Poland is so far away. Have the Soviets brought her all this way just to kill her? My fists clench.
David grips my shoulder. He says, “Luka, I am so sorry.” That’s when I recognize a distinctive brown-black-green woven belt towards the middle of the mass grave. Even without seeing the face, I know it is Dido’s corpse. I lunge to get to him, but David holds me back. “We must get out of this cursed place,” he says.
Chapter Eleven
Not Kyiv
That scene from two years ago was all too sharp in my mind. The blackened shards of this German forest brought my grief to the surface. How could I go on? I bowed my head in despair.
A wet splat on the back of my neck.
I reached back to feel for blood. It was warm, but too gritty for blood. I held my hand in front of me — it was covered with a grey smear of bird poo.
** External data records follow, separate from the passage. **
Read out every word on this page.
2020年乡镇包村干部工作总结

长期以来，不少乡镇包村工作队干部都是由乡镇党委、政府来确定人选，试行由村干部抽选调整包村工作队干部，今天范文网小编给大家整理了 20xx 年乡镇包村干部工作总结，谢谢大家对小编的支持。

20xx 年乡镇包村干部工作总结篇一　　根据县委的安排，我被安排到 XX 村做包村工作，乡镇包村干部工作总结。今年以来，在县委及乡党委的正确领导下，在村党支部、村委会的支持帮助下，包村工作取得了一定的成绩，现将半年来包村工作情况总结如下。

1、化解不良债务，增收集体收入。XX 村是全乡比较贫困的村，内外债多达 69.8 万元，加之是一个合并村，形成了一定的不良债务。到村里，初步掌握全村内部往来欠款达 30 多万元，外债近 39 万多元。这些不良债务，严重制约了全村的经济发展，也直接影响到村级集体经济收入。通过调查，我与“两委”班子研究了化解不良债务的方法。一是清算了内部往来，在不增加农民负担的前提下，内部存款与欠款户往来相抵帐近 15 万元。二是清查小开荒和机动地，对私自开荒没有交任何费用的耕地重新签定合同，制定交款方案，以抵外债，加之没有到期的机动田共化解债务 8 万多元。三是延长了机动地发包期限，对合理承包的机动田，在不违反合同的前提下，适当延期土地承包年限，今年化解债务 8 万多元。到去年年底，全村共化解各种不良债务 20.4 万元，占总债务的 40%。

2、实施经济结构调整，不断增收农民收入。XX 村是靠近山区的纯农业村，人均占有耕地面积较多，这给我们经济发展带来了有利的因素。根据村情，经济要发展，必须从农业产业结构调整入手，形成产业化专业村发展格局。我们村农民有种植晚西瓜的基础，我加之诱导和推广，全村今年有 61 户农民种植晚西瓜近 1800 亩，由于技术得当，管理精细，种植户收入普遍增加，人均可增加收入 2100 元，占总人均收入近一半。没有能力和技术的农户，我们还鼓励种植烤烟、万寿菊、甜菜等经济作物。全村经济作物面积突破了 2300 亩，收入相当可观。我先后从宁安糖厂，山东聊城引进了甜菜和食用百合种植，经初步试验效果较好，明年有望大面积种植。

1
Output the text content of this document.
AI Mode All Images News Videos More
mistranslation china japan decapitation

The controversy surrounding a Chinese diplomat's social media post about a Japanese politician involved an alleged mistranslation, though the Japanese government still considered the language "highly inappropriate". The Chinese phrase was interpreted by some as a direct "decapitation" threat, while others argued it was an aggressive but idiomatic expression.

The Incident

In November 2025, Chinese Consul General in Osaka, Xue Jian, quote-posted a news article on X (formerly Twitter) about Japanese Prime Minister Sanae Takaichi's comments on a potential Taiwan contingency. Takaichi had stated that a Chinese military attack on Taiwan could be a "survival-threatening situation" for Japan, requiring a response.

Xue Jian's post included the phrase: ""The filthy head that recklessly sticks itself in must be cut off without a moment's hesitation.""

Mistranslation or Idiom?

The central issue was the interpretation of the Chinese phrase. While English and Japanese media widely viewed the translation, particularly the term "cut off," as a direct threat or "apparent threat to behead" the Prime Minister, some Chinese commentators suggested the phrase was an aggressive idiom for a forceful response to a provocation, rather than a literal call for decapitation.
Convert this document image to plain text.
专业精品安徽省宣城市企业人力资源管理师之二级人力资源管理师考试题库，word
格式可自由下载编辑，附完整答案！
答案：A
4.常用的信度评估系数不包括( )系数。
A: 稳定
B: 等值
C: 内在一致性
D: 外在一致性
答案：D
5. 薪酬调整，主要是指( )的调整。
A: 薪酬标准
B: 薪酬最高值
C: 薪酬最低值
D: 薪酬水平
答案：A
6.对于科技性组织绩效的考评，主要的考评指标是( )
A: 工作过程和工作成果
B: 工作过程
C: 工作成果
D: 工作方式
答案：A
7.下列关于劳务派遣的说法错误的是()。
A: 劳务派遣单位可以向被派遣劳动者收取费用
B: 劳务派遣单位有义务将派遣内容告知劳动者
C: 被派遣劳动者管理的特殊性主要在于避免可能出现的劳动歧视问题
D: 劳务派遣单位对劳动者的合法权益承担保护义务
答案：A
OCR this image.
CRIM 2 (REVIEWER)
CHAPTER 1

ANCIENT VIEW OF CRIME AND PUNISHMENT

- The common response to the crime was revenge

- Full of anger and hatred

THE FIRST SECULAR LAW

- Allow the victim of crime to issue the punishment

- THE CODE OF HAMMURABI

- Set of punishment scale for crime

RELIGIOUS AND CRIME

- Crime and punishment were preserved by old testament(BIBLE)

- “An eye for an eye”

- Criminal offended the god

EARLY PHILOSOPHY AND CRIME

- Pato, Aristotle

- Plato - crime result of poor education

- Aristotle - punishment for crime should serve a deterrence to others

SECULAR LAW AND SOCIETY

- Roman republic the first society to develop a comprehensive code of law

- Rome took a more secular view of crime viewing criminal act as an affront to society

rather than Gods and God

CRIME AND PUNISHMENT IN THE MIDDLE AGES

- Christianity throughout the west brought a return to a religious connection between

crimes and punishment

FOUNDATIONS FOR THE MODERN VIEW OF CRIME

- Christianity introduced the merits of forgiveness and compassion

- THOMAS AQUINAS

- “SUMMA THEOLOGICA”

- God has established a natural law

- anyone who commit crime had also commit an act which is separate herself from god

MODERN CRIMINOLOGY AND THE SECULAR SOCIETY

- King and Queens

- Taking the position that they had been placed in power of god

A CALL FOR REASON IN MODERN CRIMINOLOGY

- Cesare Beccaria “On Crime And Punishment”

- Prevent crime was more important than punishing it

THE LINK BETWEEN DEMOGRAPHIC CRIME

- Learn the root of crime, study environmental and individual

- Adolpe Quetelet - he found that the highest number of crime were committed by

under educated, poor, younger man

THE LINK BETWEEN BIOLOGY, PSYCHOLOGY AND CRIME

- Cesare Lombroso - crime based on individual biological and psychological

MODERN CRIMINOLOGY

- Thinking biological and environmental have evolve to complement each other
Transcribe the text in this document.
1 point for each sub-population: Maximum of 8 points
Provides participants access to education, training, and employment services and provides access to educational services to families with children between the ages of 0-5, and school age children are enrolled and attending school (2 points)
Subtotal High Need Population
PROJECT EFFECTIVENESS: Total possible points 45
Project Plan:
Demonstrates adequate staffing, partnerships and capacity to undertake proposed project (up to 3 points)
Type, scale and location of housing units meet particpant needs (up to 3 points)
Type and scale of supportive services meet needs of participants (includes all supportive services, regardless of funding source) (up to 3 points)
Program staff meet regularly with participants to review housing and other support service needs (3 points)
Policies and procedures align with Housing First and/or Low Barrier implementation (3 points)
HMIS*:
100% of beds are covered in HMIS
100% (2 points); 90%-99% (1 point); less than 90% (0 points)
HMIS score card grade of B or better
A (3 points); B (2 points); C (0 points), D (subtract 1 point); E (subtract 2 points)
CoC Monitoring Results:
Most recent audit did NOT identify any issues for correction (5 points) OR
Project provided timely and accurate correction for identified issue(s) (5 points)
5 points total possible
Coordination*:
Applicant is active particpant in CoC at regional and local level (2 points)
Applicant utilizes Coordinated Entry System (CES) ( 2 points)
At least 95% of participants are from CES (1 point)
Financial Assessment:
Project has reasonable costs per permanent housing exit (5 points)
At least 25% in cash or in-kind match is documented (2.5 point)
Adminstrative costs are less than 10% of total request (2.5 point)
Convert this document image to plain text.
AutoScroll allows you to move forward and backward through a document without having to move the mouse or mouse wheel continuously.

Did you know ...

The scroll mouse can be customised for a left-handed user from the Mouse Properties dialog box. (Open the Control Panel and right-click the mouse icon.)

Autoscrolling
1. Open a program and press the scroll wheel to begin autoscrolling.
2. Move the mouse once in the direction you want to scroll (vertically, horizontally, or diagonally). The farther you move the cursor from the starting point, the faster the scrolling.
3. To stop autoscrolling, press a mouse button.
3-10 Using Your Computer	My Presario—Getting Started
For a moment I felt like shaking my fist at the bird, but I took a deep breath and gave thanks instead. I was not in Kyiv, and it was not 1941. It was two years later and I still had a chance to survive.
As I stood up and wiped the mess off my neck, fear replaced sadness. This forest was ever changing, and this clearing I stood in was too much in the open. I ran towards the trees, my lungs aching as they filled with sooty air.
Sweat streamed down me by the time I got out of the burnt area. Now I was in a section with young fir trees no taller than my hips. Even a nearsighted Nazi would have no trouble finding me here!
I trekked down a hill through mud and brush to get close to the river and as far away from open view as I dared. The river changed as much as the forest, but here it was so wide that the other shore was not visible. The bank made for treacherous walking, and more than once I slipped, making my thigh throb. Once I stepped onto what looked like solid ground, only to have my boot sink down into mud. Just then a military barge stacked with wooden boxes passed by. I stood still, slowly sinking into the mud, and prayed that no one on the barge would notice me. When it had finally passed, I pulled myself out and crawled onto a big rock behind a bush, trembling with relief.